Meriel stepped from the car, and stood facing the ancient sea-worn cabin that had been her great-uncle's home. She closed her eyes and took a deep breath, savoring the briny scent of the ocean and listening to the gulls call to each other overhead. The soft breezes whipped about playfully, tossing her dark hair in every direction. Smiling, she set herself back to the task at hand and pulled several bags from the back of her well-traveled, mini-SUV. The plucky RAV4 had been with her for years, but this trek from the East to West coast, loaded with all her worldly possessions, had been the most she'd ever asked of it before.

"Next time we're in the city baby, you're getting a rub down by a real professional, that's a promise." she said as she patted the spare tire affectionately.

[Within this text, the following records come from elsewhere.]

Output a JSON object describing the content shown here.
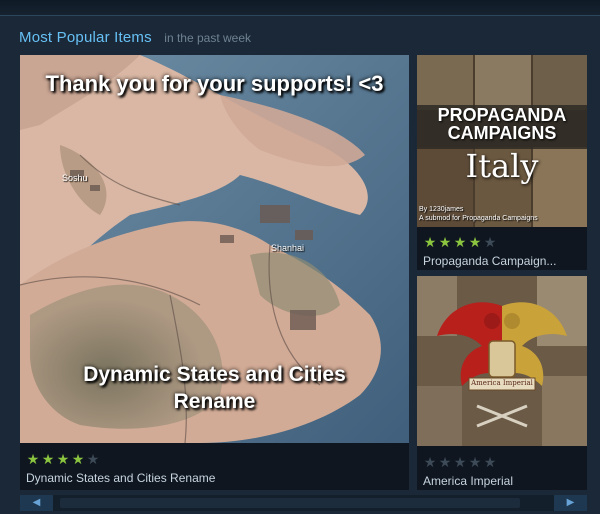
{
  "header": {
    "title": "Most Popular Items",
    "subtitle": "in the past week"
  },
  "items": [
    {
      "title": "Dynamic States and Cities Rename",
      "rating": 4,
      "banner": "Thank you for your supports! <3",
      "caption": "Dynamic States and Cities Rename",
      "map_labels": [
        "Soshu",
        "Shanhai"
      ]
    },
    {
      "title": "Propaganda Campaign...",
      "rating": 4,
      "art_title_line1": "PROPAGANDA",
      "art_title_line2": "CAMPAIGNS",
      "art_script": "Italy",
      "art_credit_1": "By 1230james",
      "art_credit_2": "A submod for Propaganda Campaigns"
    },
    {
      "title": "America Imperial",
      "rating": 0,
      "art_banner": "America Imperial"
    }
  ],
  "icons": {
    "star": "star-icon",
    "scroll_left": "arrow-left-icon",
    "scroll_right": "arrow-right-icon"
  },
  "colors": {
    "accent": "#66c0f4",
    "star_on": "#8bc53f",
    "star_off": "#3d4a57",
    "background": "#1b2838"
  },
  "scroll": {
    "left_glyph": "◀",
    "right_glyph": "▶"
  }
}
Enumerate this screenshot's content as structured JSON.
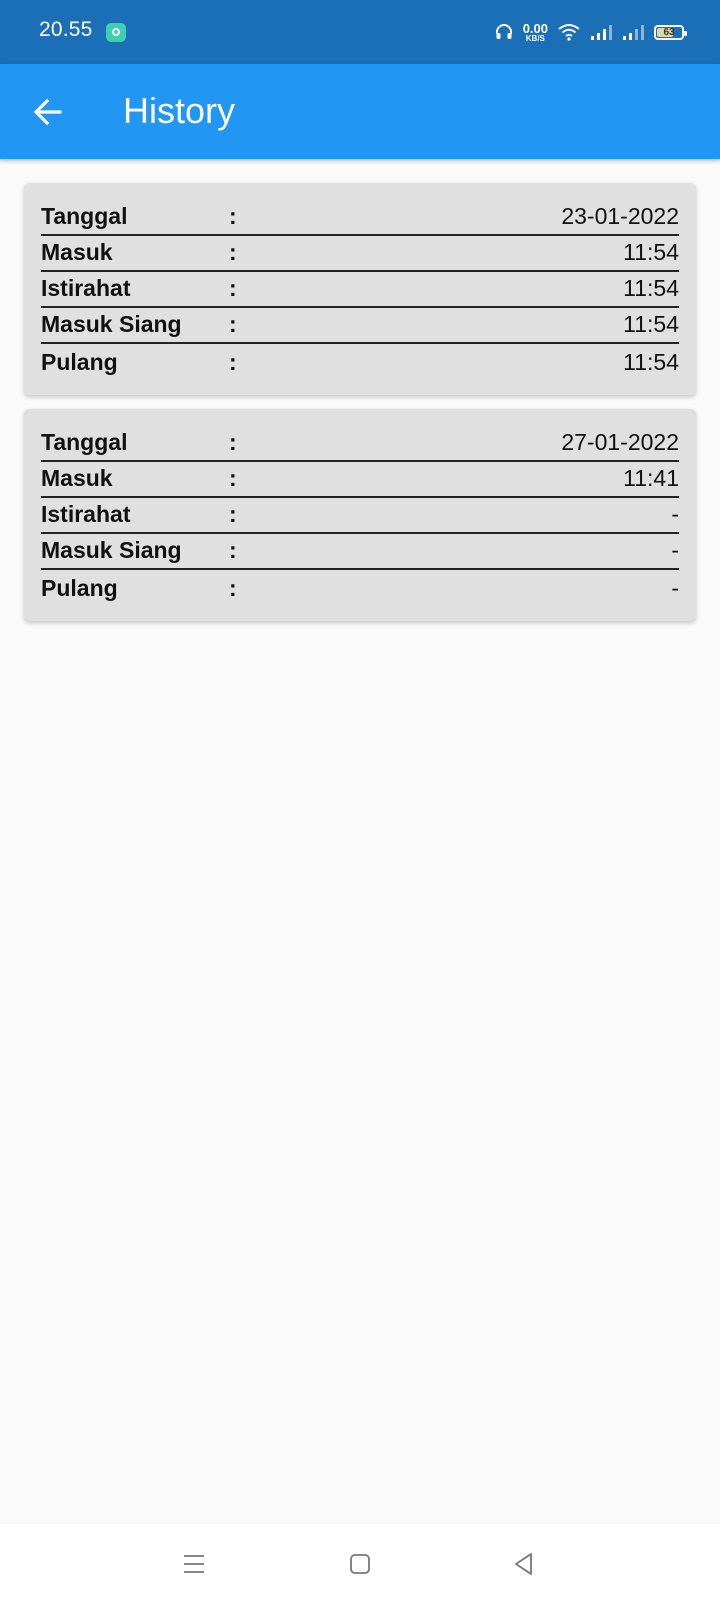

The sun had started to drop closer to the horizon. The trip from Portland had been uneventful, and she'd only gotten lost once trying to find the private drive off the main road. It was just after six o'clock, and she figured that there was enough time to start unpacking and have a bite to eat before enjoying her first sunset here. Meriel had always loved sunsets. She believed that the very first sunset would tell you what you could expect from a place. One that was drab and uninspiring would signify a boring experience, while one that was full of life and a myriad of colors fortold an exciting new adventure. She supposed it was a little childish that she'd been lead-footing it on the highway so as not to miss it, but she'd never had a sunset steer her wrong yet, and she'd be damned if she was going to miss this one.

"Okay Lady, this is either the most brilliant thing you've ever done, or the most stupid, either way it's time to face the music." and with that she started up the stone path to the front door.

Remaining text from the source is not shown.